Il y a deux manières pour les politiques de s’emparer de ces nouveaux canaux de communication : dépolitiser le message, voire ne pas transmettre de message du tout », rappelle Nicolas Baygert, qui a observé l’arrivée progressive des politiques, y compris belges, sur les différentes plateformes numériques (Twitch, dédiée au départ aux jeux vidéo, ou Tik-Tok) ces dernières années. Verdict, ces plateformes offrent un écrin et une proximité parfaits pour mettre en place une forme de storytelling, une technique de communication qui, elle, n’a rien de nouveau : « Le concours d’anecdotes n’est pas neuf, souligne l’expert. C’est la base du storytelling, soit l’art de gouverner à partir d’anecdotes, d’abolir la frontière entre le fictionnel et le factuel. C’était le cas de Ronald Reagan, décrit par d’aucuns comme le plus grand narrateur de la vie politique américaine et qui truffait ses discours d’anecdotes et de références à de vieux films de guerre. On est là dans quelque chose de classique, finalement, mais l’idée est bien de brouiller les perceptions. »

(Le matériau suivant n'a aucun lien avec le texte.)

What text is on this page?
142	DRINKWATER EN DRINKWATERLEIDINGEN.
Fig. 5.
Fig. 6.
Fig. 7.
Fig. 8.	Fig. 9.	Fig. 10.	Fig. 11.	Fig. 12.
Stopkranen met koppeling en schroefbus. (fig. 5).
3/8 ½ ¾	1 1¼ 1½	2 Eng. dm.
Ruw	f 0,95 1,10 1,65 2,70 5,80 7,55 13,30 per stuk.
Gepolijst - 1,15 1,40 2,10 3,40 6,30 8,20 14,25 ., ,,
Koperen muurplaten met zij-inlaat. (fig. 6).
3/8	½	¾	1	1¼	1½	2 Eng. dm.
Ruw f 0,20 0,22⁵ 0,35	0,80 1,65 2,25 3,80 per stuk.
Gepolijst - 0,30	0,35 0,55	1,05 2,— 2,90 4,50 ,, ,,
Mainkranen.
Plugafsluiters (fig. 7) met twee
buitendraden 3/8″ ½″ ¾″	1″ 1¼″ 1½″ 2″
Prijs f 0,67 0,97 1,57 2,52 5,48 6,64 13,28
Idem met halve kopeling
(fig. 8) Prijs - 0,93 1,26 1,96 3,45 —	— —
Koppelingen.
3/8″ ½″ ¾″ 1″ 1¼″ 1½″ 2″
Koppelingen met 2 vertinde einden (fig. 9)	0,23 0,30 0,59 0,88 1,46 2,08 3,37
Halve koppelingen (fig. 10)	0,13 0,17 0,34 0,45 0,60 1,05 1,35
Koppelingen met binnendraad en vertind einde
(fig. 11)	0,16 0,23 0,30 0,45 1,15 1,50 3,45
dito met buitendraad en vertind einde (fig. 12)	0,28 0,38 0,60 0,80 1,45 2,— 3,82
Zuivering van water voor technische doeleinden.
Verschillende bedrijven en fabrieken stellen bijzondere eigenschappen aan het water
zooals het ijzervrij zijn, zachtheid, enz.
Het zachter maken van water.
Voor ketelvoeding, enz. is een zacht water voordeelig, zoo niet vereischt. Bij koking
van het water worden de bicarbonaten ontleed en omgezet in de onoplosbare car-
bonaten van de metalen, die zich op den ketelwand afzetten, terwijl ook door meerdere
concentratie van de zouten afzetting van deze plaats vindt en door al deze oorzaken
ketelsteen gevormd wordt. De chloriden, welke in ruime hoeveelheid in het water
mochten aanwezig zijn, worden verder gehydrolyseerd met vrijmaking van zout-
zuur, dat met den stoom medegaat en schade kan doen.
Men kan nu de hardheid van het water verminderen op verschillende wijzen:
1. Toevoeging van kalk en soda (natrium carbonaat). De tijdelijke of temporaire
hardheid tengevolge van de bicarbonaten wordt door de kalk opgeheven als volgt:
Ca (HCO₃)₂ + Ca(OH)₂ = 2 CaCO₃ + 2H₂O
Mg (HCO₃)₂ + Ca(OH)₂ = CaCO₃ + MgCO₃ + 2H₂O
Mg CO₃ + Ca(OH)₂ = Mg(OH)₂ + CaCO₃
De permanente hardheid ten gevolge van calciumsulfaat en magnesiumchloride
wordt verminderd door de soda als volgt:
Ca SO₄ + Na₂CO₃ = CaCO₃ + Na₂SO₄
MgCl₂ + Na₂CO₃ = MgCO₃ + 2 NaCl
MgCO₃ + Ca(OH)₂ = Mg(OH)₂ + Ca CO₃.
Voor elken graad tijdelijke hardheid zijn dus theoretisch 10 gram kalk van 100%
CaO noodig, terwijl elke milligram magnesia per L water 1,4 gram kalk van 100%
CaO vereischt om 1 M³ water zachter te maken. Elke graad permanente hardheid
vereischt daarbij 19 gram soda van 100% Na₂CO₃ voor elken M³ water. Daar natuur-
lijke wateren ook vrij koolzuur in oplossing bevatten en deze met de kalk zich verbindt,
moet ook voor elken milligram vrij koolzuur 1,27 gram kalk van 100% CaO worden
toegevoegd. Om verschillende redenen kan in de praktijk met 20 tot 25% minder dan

Concernant Macron, le fond du message n’est peut-être pas là où l’on pense le trouver, à savoir dans les anecdotes – réelles ou imaginaires – racontées par le président français lors de la demi-heure passée en compagnie de McFly et Carlito. « Le message à comprendre avec Macron c’est : ‘Je suis sur la balle’, dans la modernité, ‘j’utilise tous les canaux possibles pour atteindre mes électeurs’, relève François Heinderyckx. Plus généralement, je crois que le message profond de cet exercice, c’est : ‘Je n’ai peur de rien ni de personne.’ Il y a un côté ‘moi j’y vais. On me lance un défi ? Eh bien moi je relève le défi. Avec le sourire et la fleur au fusil. C’est similaire à ce que faisait Sarkozy : ‘Il y a un truc ? Je descends sur le terrain et je vais voir.’ C’est la même chose quand Macron se rend à Beyrouth le lendemain ou surlendemain de l’explosion du port. Il dit en substance : ‘Je n’ai pas peur, les ruines sont fumantes et je suis là.’ »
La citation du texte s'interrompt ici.